HER2-positive cancers can be treated with drugs that target
the HER2/neu protein, such as trastuzumab (Herceptin) and lapatinib
(Tykerb). See the section, "How Is Breast Cancer Treated?" for more
information on these drugs.
Tests of Ploidy and Cell
Proliferation Rate
The ploidy
of cancer cells refers to the amount of DNA they
contain. If there's a normal amount of DNA in the cells, they are said
to be diploid.
If the amount is abnormal, then the cells are described
as aneuploid.
Although tests of ploidy may help determine prognosis,
they rarely change treatment and are considered optional. They are not
usually recommended as part of a routine breast cancer work-up.
Different methods can be used to measure ploidy:
- Flow cytometry
uses lasers and computers to measure the amount of DNA
in cancer cells suspended in liquid as they flow past the laser
beam.
- Image
cytometry uses computers to analyze digital images of the
cells
from a microscope slide.
Flow cytometry can also measure the S-phase fraction,
which is
the percentage of cells in a sample that are replicating (copying)
their DNA. DNA replication means that the cell is getting ready to
divide into 2 new cells. The rate of cancer cell division can also be
estimated by a Ki-67 test,
which identifies cells in the S-phase, as
well as cells getting ready to replicate DNA, cells that have just
completed DNA replication, and cells in the process of dividing. A high
S-phase fraction or Ki-67 labeling index means that the cancer cells
are dividing more rapidly, which indicates a more aggressive cancer.
Tests of Gene Patterns
Researchers have found that looking at the patterns of a
number of genes at the same time can help predict whether or not an
early stage breast cancer is likely to come back after initial
treatment. This can help when deciding whether additional (adjuvant)

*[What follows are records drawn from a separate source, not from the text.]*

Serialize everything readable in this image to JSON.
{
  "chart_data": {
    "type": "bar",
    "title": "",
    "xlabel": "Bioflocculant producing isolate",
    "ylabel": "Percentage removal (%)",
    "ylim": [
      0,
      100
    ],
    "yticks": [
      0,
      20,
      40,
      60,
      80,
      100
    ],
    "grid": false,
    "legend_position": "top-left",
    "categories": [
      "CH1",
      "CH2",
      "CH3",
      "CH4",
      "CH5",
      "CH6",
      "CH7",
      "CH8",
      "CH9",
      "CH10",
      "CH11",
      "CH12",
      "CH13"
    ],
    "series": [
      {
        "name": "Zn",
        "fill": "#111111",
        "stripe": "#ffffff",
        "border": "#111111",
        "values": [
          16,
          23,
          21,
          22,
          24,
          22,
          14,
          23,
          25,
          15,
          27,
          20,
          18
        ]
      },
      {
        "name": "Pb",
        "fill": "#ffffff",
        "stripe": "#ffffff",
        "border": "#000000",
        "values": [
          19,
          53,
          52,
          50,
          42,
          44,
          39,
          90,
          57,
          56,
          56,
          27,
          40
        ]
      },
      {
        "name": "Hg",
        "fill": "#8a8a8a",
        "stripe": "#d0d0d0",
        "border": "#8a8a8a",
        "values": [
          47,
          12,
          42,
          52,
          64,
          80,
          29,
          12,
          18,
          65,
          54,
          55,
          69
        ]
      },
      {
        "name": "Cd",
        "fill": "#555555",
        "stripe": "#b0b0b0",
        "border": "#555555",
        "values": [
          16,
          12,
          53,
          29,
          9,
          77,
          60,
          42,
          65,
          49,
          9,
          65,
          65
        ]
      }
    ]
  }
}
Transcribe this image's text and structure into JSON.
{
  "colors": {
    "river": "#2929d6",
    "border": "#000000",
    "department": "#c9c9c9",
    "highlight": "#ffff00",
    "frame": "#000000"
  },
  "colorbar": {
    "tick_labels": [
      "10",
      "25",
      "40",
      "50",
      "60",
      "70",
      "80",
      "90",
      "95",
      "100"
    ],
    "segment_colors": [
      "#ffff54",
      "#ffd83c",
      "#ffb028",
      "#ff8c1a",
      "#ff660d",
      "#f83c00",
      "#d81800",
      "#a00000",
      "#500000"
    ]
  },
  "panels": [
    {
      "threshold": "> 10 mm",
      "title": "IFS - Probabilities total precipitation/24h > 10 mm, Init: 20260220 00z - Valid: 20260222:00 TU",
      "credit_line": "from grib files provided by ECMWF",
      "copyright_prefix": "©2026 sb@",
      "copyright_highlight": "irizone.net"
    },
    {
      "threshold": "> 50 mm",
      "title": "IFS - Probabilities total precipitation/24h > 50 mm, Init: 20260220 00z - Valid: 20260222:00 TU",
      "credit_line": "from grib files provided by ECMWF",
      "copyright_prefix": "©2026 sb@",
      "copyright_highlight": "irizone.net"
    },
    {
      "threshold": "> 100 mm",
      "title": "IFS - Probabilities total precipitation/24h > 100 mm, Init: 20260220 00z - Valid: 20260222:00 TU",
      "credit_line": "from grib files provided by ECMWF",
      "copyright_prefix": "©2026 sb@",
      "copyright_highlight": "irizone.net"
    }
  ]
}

treatment such as chemotherapy might be helpful in women with an
estrogen receptor-positive breast cancer who are going to be taking a
hormone therapy such as tamoxifen after initial surgical treatment. Two
such tests (Oncotype DXTM and MammaPrint®), which look at different
sets of genes, are now available. While some doctors are using them to
make decisions as to whether or not to offer chemotherapy, others are
waiting for more research to prove they are helpful. Large clinical
trials of these tests are now under way.